Dengan early warning system yang sudah dimiliki, ini merupakan sebuah keuntungan bagi Indonesia di saat negara-negara lain tidak memiliki”, tuturnya.
Emergency Preparedness & Response Officer WFP Rio Agusta memaparkan tentang aksi partisipatif di Indonesia.
Diawali di bulan September 2022 lalu, WFP bersama Palang Merah Indonesia dan UN-Ocha beraudiensi dengan Kemenko PMK untuk memperkenalkan AA. Hal ini disambut baik oleh Kemenko PMK.
Rio menjelaskan, fase AA berada di antara fase peringatan dini dan tanggap darurat. Perbedaan aksi antisipatif dan kesiapsiagaan adalah adanya analisis dampak.
Analisis dampak dilakukan oleh pihak berwenang (Pemerintah) sebagai dasar prakiraan dan pengambilan keputusan yang kuat.
Berdasarkan analisis tersebut, selanjutnya Pemerintah menetapkan status, yang dilanjutkan dengan penetapan level risiko dan status kebencanaan.
Dalan skema AA, di saat yang bersamaan, ada upaya-upaya untuk membuat rencana aksi yang telah ditetapkan, tanpa menunggu peringatan dini.
Setelah itu, langkah selanjutnya adalah memobilisasi sumber daya untuk mengurangi risiko dampak melalui bantuan sosial, stok bencana, dana tunai/non tunai, penggunaan sumber daya dan aksi dini melalui evakuasi, dan stok makanan. Di fase terakhir, baru terjadi bencana dan dampaknya.
“Yang perlu digarisbawahi dari AA adalah upaya kita ketika peringatan dini dirilis dan bencana terjadi”, tutupnya.

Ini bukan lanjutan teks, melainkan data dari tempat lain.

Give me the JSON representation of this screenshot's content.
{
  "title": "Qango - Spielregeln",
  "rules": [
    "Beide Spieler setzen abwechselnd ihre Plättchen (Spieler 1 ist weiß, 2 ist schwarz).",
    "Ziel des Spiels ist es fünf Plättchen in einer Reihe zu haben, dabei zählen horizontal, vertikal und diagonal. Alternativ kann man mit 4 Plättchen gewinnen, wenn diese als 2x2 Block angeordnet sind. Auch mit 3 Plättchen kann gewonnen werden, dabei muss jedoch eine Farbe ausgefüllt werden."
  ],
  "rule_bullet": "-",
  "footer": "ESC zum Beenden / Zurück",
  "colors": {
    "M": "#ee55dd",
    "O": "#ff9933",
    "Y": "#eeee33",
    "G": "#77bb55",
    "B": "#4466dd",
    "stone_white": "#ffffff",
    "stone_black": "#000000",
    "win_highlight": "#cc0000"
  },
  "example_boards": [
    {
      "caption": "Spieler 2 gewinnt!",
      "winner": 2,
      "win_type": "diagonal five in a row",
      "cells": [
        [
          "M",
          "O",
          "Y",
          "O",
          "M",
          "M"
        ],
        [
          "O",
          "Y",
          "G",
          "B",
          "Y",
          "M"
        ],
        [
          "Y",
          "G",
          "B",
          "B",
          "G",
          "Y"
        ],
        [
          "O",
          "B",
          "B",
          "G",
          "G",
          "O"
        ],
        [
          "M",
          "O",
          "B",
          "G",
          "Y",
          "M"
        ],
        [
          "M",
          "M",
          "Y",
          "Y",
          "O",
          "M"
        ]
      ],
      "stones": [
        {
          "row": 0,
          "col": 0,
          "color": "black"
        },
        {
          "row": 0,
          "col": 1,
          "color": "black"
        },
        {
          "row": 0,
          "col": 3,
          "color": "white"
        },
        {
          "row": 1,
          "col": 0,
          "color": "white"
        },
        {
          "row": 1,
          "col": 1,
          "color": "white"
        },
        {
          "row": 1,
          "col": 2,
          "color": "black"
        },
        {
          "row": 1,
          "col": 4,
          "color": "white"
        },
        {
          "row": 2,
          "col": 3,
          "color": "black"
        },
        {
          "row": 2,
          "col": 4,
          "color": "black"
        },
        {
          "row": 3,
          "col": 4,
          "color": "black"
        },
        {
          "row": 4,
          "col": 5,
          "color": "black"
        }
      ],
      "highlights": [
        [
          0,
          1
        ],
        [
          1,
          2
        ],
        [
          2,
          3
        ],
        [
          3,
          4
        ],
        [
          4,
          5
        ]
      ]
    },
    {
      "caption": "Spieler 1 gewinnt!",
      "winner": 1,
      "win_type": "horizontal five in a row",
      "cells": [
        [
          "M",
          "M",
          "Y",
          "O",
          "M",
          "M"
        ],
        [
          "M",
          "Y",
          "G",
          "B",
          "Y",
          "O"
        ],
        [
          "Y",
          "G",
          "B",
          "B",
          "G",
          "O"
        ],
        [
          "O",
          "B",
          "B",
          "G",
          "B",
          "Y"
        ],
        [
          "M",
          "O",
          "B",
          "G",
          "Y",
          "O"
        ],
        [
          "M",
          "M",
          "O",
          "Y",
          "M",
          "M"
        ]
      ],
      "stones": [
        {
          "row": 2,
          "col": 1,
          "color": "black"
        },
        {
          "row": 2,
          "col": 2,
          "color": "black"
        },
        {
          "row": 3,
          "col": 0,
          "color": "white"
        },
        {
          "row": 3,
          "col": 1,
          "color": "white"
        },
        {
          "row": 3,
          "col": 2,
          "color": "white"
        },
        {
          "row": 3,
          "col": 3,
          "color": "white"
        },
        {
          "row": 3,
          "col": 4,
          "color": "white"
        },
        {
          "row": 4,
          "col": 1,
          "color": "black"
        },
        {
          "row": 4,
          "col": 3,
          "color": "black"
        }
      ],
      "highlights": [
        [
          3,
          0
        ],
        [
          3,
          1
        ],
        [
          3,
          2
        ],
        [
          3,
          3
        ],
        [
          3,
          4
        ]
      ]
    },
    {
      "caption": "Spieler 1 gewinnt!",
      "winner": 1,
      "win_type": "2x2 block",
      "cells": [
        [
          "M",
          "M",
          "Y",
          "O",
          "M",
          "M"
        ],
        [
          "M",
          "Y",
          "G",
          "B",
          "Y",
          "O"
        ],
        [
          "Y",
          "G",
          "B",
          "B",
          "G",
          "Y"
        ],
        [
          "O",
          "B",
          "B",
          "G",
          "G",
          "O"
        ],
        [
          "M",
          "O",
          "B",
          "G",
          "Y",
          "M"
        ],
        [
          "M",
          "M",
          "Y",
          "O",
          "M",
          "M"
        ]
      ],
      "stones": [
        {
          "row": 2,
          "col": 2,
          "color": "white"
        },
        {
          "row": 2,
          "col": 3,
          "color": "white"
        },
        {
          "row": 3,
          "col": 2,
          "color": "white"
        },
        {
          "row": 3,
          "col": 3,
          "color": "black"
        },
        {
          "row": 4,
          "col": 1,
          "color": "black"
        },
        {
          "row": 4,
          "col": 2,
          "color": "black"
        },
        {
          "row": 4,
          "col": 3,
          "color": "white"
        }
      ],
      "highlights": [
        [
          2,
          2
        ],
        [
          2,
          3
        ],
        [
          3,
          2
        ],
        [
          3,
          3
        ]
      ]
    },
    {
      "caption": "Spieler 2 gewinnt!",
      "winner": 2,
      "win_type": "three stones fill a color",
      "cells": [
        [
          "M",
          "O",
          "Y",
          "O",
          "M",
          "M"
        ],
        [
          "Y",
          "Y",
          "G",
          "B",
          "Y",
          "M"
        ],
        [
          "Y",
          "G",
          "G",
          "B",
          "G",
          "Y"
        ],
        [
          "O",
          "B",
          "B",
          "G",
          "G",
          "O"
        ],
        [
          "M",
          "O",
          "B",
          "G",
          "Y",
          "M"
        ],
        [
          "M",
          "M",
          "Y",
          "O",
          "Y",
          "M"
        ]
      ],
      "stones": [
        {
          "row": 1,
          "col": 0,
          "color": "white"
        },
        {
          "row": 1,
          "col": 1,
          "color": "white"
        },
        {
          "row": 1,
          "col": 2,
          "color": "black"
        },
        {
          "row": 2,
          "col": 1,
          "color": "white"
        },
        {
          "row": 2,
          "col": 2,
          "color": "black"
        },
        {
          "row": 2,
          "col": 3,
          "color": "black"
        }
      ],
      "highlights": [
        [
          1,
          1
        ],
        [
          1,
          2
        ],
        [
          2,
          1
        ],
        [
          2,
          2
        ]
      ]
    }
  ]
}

Pertemuan dilanjutkan dengan FGD yang dibagi ke dalam 4 (empat) kelompok dengan 4 topik besar untuk mengidentifikasi langkah nyata, yaitu institusionalisasi koordinasi, pengembangan kerangka nasional peta jalan dan rencana implementasi, risalah kebijakan untuk advokasi, dan proses konseptualisasi multistakeholder.
Sebagai tindak lanjut hasil pertemuan ini, Asisten Deputi Bidang Kedaruratan dan Manajemen Pasca Bencana Kemenko PMK Nelwan Harahap menyampaikan langkah-langkah yang perlu dilakukan ke depan.
Kemenko PMK akan segera merumuskan kerangka nasional rencana AA untuk dijadikan acuan dalam rencana implementasi di level provinsi, kabupaten/kota, bahkan sampai level desa, melakukan komunikasi efektif dengan para stakeholders, khususnya saat penetapan regulasi untuk memastikan resiliensi berkelanjutan dan AA dijadikan sebagai instrumen penguatan kapasitas penanggulangan dan kapasitas masyarakat di daerah.
Di tahun 2023, diharapkan tataran konsep AA bisa selesai, sehingga di tahun 2024, kebijakan sudah mulai bisa diimplementasi.
Pada 2025, diharapkan seluruh stakeholder yang terlibat sudah bisa melakukan roadshow sosialisasi dan pendampingan piloting project di beberapa wilayah di Indonesia.
Kemenko PMK mendorong AA untuk dimasukan dalam dokumen perencanaan nasional, baik RPJPN 2025-2045 dan RPJMN 2025-2029, yg saat ini rancangan teknokratiknya sedang disusun oleh Kementerian PPN/Bappenas.
Menutup pertemuan, Catarina mengapresiasi dan mendukung rencana dan visi yang disusun oleh Kemenko PMK.
Ia mengajak seluruh stakeholder yang hadir, baik luring maupun daring, untuk turut mendukung Kemenko PMK.